Suicide Awareness Month: Losing the Stigma Around Mental Illness

Image Source: Greensburg Daily News

Image Source: Greensburg Daily News

Analise Bruno, Editor-in-Chief

Globally, suicide is currently the 11th leading cause of death in the United States. Between 1999 and 2014 the rate of adolescent suicide has practically doubled, and only now is this cause of death finally being recognized as a public health issue. The crisis has certainly spurred the creation of many programs and organizations looking to raise awareness for teen suicide through community centers and schools. However, despite this, there still seems to be no decline in this second leading cause of death amongst 15-22 year-olds. There is a multitude of factors such as inadequate access to materials for prevention, insufficient resources for mental health care, and the ignorance and stigma attached to mental illnesses as a whole.

September is Suicide Awareness Month, and while global statistics may not changing, that does not mean we can’t help. One reason suicide happens to be so devastating is because it is a kind of tragic end that could have been prevented had others been aware of what troubles some were facing. The most common reasons that people are driven to take their own life has a lot to do with elements like perfectionism, hopelessness, depression, fear, bullying, etc. Suicide is a seemingly unforeseen tragedy, one many ponder and remain devastated over for long periods, but is it really that unpredictable? It wasn’t until just recently that there was a public health policy in place regarding, largely due to the stigma associated with the act. Suicide is often perceived as selfish and idiosyncratic in nature, and therefore, many are unwilling to discuss and obtain an awareness for it, which, as we well know, only increases the statistics. 

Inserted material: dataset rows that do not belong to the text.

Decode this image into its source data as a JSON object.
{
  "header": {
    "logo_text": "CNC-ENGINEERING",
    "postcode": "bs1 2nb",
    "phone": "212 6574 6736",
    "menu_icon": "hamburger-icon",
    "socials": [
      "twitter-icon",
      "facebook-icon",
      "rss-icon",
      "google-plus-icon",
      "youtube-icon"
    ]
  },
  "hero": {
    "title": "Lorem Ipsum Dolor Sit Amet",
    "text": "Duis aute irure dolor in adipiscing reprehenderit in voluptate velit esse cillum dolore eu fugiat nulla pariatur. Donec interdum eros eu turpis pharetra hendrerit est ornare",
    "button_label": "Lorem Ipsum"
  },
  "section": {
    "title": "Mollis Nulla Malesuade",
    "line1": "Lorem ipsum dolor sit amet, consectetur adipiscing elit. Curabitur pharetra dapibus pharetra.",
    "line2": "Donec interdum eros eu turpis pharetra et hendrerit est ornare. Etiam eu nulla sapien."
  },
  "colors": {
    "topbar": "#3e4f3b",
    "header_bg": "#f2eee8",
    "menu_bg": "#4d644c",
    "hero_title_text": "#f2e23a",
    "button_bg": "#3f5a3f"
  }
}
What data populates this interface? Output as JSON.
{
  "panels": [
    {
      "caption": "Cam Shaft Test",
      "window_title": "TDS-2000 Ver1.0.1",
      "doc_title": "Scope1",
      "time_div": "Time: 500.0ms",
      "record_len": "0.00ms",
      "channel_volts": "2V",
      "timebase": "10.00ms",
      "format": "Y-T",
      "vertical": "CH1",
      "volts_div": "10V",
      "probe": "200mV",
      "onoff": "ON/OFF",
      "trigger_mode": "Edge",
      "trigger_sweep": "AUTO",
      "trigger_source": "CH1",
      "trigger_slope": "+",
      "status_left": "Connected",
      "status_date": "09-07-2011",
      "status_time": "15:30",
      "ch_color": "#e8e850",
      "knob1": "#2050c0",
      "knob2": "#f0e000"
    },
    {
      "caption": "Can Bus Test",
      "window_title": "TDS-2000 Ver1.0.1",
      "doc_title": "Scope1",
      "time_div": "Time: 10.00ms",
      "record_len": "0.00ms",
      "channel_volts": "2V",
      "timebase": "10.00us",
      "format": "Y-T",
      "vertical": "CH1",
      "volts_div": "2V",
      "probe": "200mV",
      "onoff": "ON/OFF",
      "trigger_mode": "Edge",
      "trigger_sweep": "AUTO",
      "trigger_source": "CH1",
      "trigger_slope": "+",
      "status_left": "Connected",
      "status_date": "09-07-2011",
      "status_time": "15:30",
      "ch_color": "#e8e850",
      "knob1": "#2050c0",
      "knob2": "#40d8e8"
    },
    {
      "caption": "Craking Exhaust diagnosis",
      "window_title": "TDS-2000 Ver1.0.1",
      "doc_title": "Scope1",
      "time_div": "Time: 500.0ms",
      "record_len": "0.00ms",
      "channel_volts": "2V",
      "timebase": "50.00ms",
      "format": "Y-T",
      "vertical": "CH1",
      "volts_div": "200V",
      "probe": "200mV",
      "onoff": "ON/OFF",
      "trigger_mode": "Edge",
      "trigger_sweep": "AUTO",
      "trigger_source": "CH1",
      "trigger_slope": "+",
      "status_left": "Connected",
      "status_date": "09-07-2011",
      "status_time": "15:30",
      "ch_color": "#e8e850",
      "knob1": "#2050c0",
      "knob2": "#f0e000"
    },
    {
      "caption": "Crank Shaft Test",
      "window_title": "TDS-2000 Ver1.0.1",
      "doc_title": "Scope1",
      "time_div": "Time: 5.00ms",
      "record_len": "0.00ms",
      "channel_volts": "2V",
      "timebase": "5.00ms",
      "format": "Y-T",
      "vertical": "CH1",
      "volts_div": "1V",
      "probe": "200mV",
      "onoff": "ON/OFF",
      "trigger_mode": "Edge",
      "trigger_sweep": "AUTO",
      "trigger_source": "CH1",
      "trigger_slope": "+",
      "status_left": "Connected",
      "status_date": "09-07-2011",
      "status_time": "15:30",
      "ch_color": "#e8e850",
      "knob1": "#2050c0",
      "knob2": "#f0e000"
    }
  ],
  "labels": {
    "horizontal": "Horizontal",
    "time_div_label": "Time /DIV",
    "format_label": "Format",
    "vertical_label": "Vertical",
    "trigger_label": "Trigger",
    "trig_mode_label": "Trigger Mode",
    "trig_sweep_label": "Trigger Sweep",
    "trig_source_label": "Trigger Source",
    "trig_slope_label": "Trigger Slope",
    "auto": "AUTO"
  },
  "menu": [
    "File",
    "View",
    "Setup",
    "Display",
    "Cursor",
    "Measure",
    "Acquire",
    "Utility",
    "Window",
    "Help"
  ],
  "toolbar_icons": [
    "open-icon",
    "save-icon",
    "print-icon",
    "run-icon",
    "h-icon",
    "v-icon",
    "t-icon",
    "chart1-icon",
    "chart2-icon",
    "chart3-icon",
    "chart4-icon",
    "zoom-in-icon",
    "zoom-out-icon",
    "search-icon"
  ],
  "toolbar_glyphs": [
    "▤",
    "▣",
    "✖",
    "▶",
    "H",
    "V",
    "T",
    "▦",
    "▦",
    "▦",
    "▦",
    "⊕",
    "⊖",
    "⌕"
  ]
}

With over 30,000 deaths in the US being attributed to suicide annually, I would argue that the problem, unlike some other illnesses such as cancer or heart disease, starts right in front of our eyes. Suicidal individuals don’t all fit one mold, each one of them is not visibly depressed, or stray away from everyone else as portrayed in the media today. Those truly suffering from mental health issues look just like everyone else, but carry with them certain subtle warning signs. However, it is our unwillingness to acknowledge these warning signs and ignorance of mental illness as a whole due to negative stereotypes that enable others to suffer in silence and hence increase the ongoing crisis.

There are many things we know about suicide, but not always enough to prevent more from occurring every day. We all owe it to those who lost their lives after feeling so hopeless and upset that they felt the only way things could get better was by removing themselves from the world to take accountability by learning the warning signs and breaking down the stigma surrounding mental illness. 

Some key signs to note in friends and those around you are:

  1. Depressed or hopeless mood
  2. Impulsive or aggressive tendencies
  3. Withdrawing from social situations
  4. Giving away personal possessions
  5. Losing interest in past hobbies
  6. Extreme mood swings

We should also note that some are more inept to suicidal thoughts if they:

  1. Have a history of substance abuse in their family
  2. Have experienced traumatic events
  3. Are dealing with loss (whether it be personal or financial)
  4. Loss of relationships

While noticing the signs can be helpful to slow the progression of this crisis, dismantling the stigma around mental illness as a whole is also one big hurdle that must be overcome to bring about true change. There is still a long way to go, but talking about mental health issues more frequently, learning to have empathy/compassion for one another, and personally educating ourselves on the issue can have an insurmountable impact on the suicide epidemic. 

Mental health is JUST as important as physical health, and if you or someone you know is having suicidal thoughts or tendencies do not hesitate to reach out to the school’s adjustment counselors, Mr.Kearney and Miss Lee, a trusted adult, or dial the suicide hotline for more resources (800-273-8255).